Mr Macron will give an interview to the Aujourd’hui newspaper in which he is expected to continue his strategy of promising steady leadership in a time of crisis, while portraying Ms Le Pen as a dangerous extremist.
Despite entering the campaign late after being distracted by the war in Ukraine, he has no scheduled public events on Thursday.
“I’ve acquired experience of crises, international experience. I’ve also learned from my mistakes,” he told Le Figaro newspaper in an interview published Thursday.
He acknowledged that “results on immigration were insufficient” and that new arrivals had increased at the start of his term in 2017-2019.
“Worries were created at this point. I didn’t succeed in reducing them and they have fed the (political) extremes,” he said in reference to Ms Le Pen and Mr Zemmour, who is promising “zero immigration.”
A recent poll found that a slim majority of French people (51 percent) found Ms Le Pen worrying, while 39 percent considered she had the stature of a president, up from 21 percent in 2017.
Around 65 percent of French people thought Mr Macron had the stature of a president, the survey from the left-leaning Jean-Jaures Foundation showed.

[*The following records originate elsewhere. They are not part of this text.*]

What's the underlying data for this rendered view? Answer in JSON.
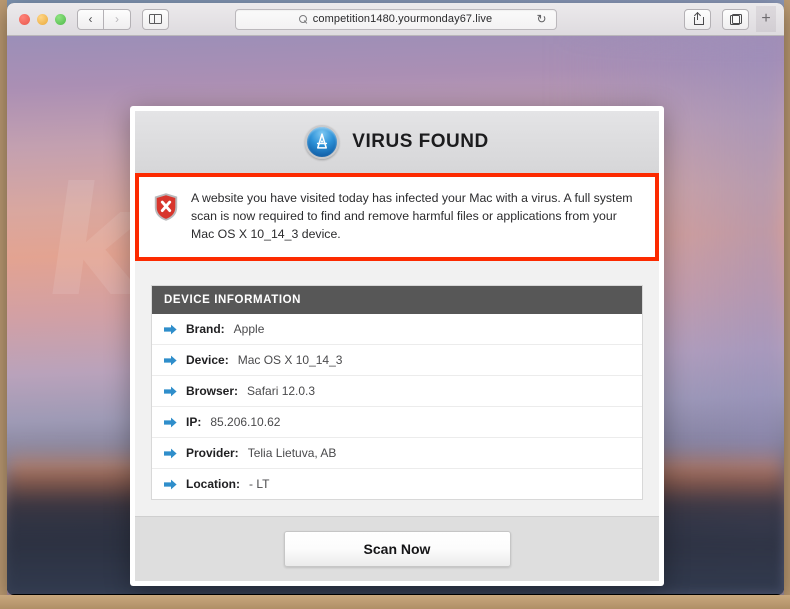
{
  "browser": {
    "traffic_lights": [
      "close",
      "minimize",
      "zoom"
    ],
    "back_label": "‹",
    "forward_label": "›",
    "sidebar_tooltip": "Show Sidebar",
    "address": {
      "url": "competition1480.yourmonday67.live",
      "placeholder": "Search or enter website name",
      "search_icon": "search-icon",
      "reload_icon": "↻"
    },
    "share_icon": "share-icon",
    "tabs_icon": "tab-overview-icon",
    "new_tab_label": "+"
  },
  "dialog": {
    "header": {
      "icon": "app-store-icon",
      "title": "VIRUS FOUND"
    },
    "warning": {
      "icon": "shield-x-icon",
      "text": "A website you have visited today has infected your Mac with a virus. A full system scan is now required to find and remove harmful files or applications from your Mac OS X 10_14_3 device.",
      "border_color": "#fc2a00"
    },
    "device_information": {
      "panel_title": "DEVICE INFORMATION",
      "rows": [
        {
          "label": "Brand:",
          "value": "Apple"
        },
        {
          "label": "Device:",
          "value": "Mac OS X 10_14_3"
        },
        {
          "label": "Browser:",
          "value": "Safari 12.0.3"
        },
        {
          "label": "IP:",
          "value": "85.206.10.62"
        },
        {
          "label": "Provider:",
          "value": "Telia Lietuva, AB"
        },
        {
          "label": "Location:",
          "value": "- LT"
        }
      ]
    },
    "footer": {
      "scan_button_label": "Scan Now"
    }
  }
}
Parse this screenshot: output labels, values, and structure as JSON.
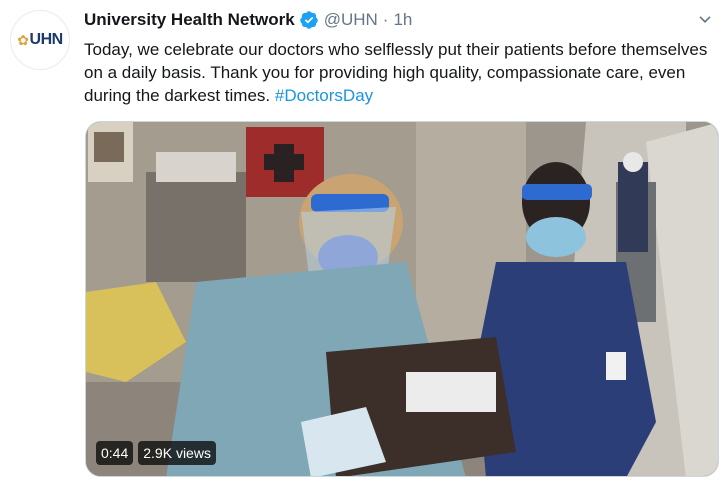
{
  "account": {
    "name": "University Health Network",
    "handle": "@UHN",
    "separator": "·",
    "time": "1h",
    "avatar_text": "UHN",
    "verified": true
  },
  "tweet": {
    "text": "Today, we celebrate our doctors who selflessly put their patients before themselves on a daily basis. Thank you for providing high quality, compassionate care, even during the darkest times.",
    "hashtag": "#DoctorsDay"
  },
  "video": {
    "duration": "0:44",
    "views": "2.9K views"
  },
  "colors": {
    "link": "#1b95e0",
    "verified": "#1da1f2",
    "secondary_text": "#657786"
  },
  "icons": [
    "verified-badge-icon",
    "chevron-down-icon",
    "uhn-logo"
  ]
}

Ms Le Pen laughed at the idea that she could be demonised on her third run for the presidency despite Mr Macron’s intention of attacking her as economically reckless and xenophobic.
“Scare-mongering which entails saying that unless Emmanuel Macron is re-elected, it will be a crisis, the sun will be extinguished, the sea will disappear and we’ll suffer an invasion of frogs, no longer works,” Ms Le Pen told RTL.